The board this week voted 4-0, with member Joyce Chunglo absent, to scrap a fall Town Meeting warrant article that would have asked residents to reduce the CPA surcharge from 3 percent to 2 percent after being advised by members of the CPA Committee that doing so wouldn’t be fiscally prudent.
Under the plan, the Select Board had sought to reduce the CPA surcharge and take $92,000 off the property tax bills annually, and then transfer an equal amount of sewer debt service, estimated at about $135,000 per year for the next seven to 10 years, to those residential and commercial property tax bills.
But members of the CPA Committee told the board Wednesday that a CPA reduction would mean giving up in excess of $160,000 projected to be provided by the state this year in the form of its match.
Andy Morris-Friedman, chairman of the CPA Committee, compared what the Select Board proposed to an employee dipping into a retirement savings plan to make a one-time purchase.
“CPA is kind of like a 401K,” Morris-Friedman said.

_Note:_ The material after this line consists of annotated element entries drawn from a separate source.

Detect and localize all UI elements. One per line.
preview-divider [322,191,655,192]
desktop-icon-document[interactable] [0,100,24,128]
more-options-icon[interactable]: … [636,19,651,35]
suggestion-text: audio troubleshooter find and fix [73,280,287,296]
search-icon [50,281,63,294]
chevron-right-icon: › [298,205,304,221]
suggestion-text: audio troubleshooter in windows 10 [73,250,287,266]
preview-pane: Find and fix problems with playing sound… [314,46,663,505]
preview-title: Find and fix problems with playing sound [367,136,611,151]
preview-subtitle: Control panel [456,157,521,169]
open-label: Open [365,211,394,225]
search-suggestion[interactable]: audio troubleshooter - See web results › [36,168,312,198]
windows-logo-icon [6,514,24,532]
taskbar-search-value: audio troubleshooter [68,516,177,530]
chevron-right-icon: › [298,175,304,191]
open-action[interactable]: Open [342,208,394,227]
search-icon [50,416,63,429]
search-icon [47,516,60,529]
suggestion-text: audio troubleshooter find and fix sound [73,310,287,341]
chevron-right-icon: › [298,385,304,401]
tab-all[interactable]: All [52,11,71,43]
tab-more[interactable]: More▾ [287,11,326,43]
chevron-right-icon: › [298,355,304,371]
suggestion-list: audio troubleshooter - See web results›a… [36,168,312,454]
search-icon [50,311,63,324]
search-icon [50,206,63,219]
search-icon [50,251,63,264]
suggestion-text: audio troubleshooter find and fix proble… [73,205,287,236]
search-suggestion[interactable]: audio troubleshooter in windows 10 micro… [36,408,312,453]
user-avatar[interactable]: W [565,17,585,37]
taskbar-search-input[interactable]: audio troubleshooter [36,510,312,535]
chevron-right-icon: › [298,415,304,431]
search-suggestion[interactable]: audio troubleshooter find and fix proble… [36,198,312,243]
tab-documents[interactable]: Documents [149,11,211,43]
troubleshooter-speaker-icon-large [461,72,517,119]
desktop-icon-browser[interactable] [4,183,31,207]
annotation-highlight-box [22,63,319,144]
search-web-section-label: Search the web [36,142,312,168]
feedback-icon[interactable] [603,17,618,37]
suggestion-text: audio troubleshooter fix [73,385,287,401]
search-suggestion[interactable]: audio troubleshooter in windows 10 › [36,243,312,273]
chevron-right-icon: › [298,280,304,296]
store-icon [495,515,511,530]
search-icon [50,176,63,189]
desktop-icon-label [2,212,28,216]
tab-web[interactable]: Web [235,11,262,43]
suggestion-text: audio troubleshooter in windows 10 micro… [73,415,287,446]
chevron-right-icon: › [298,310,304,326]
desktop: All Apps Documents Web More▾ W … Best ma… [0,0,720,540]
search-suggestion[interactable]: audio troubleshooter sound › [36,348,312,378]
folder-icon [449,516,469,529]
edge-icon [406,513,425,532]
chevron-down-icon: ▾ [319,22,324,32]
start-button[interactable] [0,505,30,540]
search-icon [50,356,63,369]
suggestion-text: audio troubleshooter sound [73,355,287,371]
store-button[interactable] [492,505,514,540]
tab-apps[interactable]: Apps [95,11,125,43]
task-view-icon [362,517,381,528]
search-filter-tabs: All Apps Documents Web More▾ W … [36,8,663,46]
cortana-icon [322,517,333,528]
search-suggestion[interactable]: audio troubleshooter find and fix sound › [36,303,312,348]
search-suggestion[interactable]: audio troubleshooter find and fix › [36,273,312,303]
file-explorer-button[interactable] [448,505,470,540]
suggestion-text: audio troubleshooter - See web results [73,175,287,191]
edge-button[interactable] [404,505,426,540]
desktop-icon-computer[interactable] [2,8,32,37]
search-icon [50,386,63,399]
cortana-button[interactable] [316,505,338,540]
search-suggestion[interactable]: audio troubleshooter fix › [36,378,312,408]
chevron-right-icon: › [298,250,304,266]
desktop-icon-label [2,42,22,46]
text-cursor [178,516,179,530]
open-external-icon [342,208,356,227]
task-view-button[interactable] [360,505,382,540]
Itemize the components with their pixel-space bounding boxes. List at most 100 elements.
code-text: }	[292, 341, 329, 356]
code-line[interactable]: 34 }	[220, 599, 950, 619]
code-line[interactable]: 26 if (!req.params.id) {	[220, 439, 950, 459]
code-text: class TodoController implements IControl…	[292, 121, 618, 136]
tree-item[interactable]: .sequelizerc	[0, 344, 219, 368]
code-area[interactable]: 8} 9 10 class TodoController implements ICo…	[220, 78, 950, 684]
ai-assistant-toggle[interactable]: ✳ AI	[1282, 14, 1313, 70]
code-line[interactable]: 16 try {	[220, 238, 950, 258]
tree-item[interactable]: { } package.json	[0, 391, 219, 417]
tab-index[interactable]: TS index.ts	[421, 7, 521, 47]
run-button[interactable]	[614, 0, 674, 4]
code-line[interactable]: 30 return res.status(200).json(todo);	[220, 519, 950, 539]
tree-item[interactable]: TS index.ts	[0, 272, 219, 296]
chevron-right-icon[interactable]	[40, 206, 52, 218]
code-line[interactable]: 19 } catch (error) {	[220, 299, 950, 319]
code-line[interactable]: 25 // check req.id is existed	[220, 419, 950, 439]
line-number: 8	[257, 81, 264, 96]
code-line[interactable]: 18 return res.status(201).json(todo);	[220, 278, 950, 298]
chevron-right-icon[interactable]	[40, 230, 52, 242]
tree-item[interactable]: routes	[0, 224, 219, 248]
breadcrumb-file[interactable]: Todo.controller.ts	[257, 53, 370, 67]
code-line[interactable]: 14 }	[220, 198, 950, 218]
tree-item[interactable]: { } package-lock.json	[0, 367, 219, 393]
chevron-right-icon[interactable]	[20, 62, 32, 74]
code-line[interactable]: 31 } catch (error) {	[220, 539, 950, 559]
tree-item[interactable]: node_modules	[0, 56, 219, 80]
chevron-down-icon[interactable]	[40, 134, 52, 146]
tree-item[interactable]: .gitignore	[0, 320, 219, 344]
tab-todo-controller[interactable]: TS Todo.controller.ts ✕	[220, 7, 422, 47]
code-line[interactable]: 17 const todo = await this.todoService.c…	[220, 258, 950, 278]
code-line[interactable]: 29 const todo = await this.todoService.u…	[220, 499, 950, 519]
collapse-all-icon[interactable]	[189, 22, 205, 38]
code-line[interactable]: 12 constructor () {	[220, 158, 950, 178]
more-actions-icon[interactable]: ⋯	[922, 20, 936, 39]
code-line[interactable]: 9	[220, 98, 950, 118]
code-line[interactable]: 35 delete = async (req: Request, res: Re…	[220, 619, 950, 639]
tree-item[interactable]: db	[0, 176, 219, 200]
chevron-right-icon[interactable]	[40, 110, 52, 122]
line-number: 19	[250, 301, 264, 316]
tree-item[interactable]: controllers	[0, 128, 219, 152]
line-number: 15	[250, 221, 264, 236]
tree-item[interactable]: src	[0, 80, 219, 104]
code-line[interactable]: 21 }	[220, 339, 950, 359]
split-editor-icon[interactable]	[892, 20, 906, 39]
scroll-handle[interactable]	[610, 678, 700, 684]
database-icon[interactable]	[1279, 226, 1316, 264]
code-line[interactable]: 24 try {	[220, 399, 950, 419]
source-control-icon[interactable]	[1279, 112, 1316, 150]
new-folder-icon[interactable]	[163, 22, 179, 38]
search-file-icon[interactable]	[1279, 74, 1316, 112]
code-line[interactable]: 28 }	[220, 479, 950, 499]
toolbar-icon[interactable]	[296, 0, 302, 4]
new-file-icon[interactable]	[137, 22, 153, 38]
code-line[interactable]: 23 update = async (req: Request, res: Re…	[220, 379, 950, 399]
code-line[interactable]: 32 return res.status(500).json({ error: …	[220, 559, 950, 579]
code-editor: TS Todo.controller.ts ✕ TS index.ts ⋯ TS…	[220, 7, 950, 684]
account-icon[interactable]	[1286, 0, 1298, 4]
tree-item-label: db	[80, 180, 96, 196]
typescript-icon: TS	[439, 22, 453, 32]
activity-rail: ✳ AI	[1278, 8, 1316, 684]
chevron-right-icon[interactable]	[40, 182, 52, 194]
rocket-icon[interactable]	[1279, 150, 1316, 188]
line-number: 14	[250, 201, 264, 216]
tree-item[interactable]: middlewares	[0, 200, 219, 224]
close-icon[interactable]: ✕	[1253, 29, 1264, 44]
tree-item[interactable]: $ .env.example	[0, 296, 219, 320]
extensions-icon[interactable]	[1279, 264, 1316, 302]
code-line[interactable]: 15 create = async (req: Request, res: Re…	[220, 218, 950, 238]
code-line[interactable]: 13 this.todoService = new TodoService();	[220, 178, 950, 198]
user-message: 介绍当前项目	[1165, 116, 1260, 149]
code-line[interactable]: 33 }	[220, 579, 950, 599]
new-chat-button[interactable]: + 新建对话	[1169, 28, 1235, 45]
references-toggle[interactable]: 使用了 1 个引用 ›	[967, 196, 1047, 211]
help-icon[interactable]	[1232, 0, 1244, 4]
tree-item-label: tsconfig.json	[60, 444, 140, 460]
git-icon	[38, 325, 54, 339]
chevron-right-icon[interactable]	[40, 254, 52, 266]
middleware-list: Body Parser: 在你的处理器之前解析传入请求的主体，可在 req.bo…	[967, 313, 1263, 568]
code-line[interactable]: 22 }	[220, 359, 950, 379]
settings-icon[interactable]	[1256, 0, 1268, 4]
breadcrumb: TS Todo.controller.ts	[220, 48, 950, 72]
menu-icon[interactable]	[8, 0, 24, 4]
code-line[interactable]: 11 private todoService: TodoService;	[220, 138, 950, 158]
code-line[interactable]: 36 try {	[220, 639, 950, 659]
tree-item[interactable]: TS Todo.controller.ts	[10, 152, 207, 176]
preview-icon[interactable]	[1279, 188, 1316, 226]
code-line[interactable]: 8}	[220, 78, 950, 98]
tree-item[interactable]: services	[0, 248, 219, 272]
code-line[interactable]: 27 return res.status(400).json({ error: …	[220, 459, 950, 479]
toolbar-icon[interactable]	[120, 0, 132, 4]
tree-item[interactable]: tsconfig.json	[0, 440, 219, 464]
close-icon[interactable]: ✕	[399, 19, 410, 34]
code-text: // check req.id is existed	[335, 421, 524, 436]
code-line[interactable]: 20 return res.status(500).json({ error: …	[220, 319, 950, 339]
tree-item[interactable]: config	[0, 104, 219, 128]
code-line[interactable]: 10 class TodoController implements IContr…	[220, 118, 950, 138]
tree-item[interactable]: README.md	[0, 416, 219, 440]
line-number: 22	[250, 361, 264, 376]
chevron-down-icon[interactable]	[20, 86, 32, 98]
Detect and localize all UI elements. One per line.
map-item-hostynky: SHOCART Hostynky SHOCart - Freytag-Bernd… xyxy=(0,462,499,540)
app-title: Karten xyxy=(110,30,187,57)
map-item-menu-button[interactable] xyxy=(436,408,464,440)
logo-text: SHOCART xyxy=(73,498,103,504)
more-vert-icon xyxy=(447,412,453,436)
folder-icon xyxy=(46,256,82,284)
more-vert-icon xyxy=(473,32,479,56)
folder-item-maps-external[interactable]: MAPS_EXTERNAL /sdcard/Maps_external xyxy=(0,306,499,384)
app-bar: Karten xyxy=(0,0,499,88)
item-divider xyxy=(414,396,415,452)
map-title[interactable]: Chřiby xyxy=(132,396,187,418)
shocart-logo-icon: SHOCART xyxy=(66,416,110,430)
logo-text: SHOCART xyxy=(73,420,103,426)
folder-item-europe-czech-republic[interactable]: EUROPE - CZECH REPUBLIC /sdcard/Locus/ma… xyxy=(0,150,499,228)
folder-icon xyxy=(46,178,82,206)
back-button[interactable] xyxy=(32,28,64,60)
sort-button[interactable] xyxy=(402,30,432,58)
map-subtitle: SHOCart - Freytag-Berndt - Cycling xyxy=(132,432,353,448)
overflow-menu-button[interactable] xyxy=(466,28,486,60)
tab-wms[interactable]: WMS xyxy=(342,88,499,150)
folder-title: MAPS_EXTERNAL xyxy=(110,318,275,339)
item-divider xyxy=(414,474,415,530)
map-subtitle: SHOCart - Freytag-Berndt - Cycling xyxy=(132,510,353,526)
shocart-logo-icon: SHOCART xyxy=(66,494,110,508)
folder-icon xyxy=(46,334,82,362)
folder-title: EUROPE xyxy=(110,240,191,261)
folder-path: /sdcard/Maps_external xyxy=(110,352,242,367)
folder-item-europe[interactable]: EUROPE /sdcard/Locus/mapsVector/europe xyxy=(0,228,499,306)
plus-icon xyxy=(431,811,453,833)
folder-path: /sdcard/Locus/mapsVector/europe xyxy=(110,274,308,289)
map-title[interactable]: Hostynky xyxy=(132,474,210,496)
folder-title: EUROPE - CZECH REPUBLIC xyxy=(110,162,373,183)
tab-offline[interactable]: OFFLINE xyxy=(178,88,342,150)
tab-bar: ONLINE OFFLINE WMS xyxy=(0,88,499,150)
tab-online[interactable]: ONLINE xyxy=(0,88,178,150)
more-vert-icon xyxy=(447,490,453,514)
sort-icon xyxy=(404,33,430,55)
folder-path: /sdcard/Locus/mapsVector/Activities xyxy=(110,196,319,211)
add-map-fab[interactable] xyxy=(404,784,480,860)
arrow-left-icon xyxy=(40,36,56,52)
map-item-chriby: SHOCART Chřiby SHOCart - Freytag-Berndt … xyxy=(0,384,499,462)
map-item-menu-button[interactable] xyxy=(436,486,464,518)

Hadley in fiscal year 2019 took in $381,914 from the CPA surcharge, with a state match at 43 percent. If the CPA surcharge had been lower, that would have gone down to just $211,164 collected from both taxpayers and the state.
Morris-Friedman said the state match is supposed to go up to 80 percent next year and that Gov. Charlie Baker is pledging to get the match to 100 percent at some point.
Town Treasurer Linda Sanderson said the town has $1.6 million available for spending in the CPA account and $2.1 million total in the account, when various projects that have been approved but have not yet spent the money are factored in.
Based on these totals, Sanderson said the town earned $60,000 in investment income, noting that the money held in CPA can be invested more aggressively than money from the town’s general fund
“It’s a great investment for the town and I would like to see it stay,” Sanderson said.
Finance Committee Chairwoman Amy Fyden also expressed support for keeping the CPA surcharge at 3 percent. Fyden said it wouldn’t be smart to lose state money and potential investment income, and that the discussion of a reduced surcharge comes at a time when Hadley is looking at major projects, such as preserving the historic Russell School Building and renovating the Golden Court housing property, that could use CPA money.
Select Board Chairman Christian Stanley said the idea of reducing the surcharge would have been complicated. Even if approved by residents at fall Town Meeting, a ballot vote would have been needed on March 2, 2020, coinciding with the presidential primary.